Hoyerswerdaer SV - SV Johannstadt 90 2:3 (1:0)

10-12-2006

Erst in Unterzahl den Hauch eines Spieles gezeigt

Zum letzten Punktspiel des Jahres mussten die Johannstädterinnen nach Hoyerswerda reisen. Wieder mit dabei die Abwehrspielerinnen Marie Walther und Eva Hempel, dafür mussten die Dresdnerinnen erneut auf Peggy Heilmann verzichten, sowie auf Doreen Gloge.

Der nächste Schock noch vor dem Spiel.
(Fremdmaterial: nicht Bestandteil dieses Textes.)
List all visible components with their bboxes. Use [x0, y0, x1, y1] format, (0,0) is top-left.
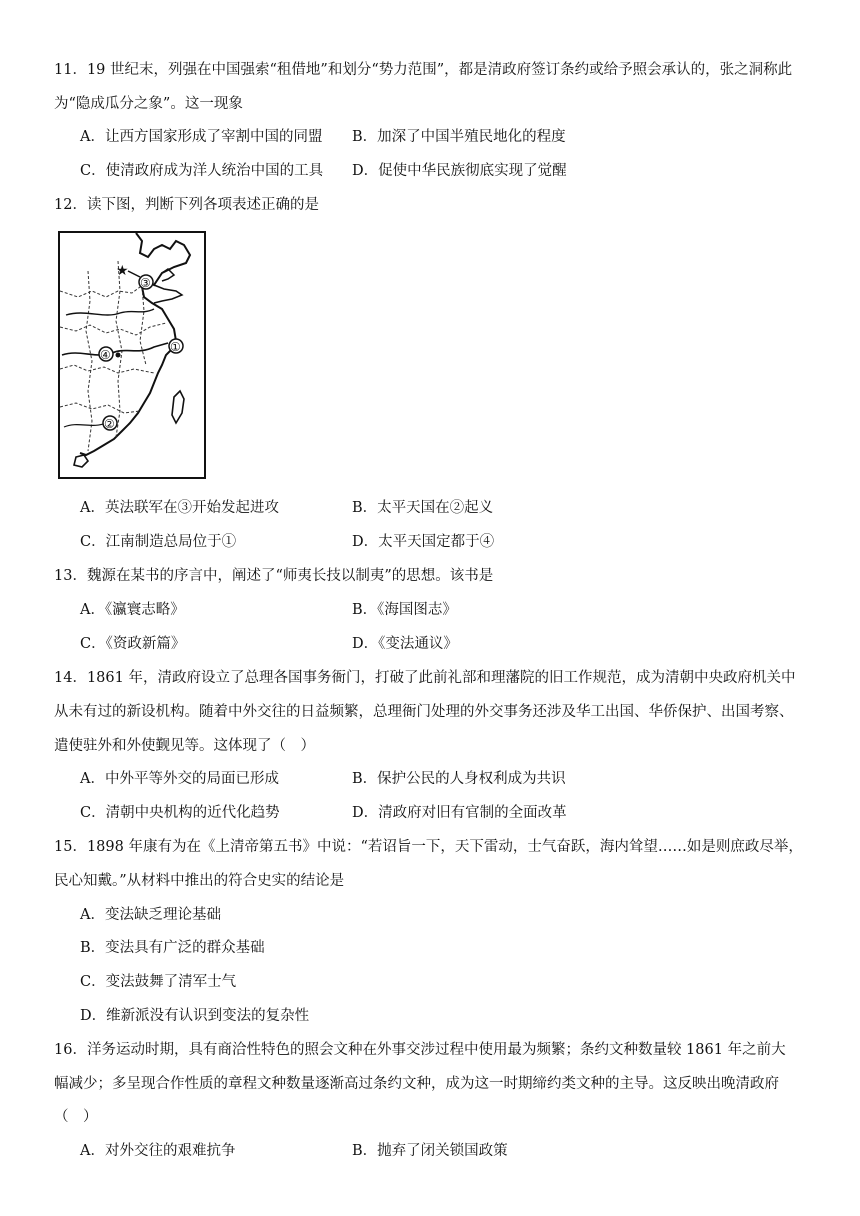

In der Aufwärmphase verletzte sich auch noch Romy Heineken so, dass an einen Einsatz nicht mehr zu denken war. Aber selbst die Ausfälle dieser Spielerinnen konnte kein Argument für die im Anschluss gezeigte Leistung sein. Von Beginn an setzte Hoyerswerda die Akzente im Spiel - Johannstadt schaute nur zu und verlor fast alle Zweikämpfe. Von Angriffsfussball war nichts zu sehen, so dass die Torfrau aus Hoyerswerda in der ersten Halbzeit eine ruhige Zeit verlebte. Anders erging es da Marlen Ebert. Sie hatte einige Distanzschüsse abzuwehren. Nur in der 18. Minute war sie machtlos bei dem Schuss aus gut 25 Metern. Verdient ging Hoyerswerda in Führung, sie waren zu diesem Zeitpunkt die aktiviere Mannschaft. Auch nach dem Rückstand konnte Johannstadt den Hebel nicht umlegen und ging mit einem Rückstand in die Pause.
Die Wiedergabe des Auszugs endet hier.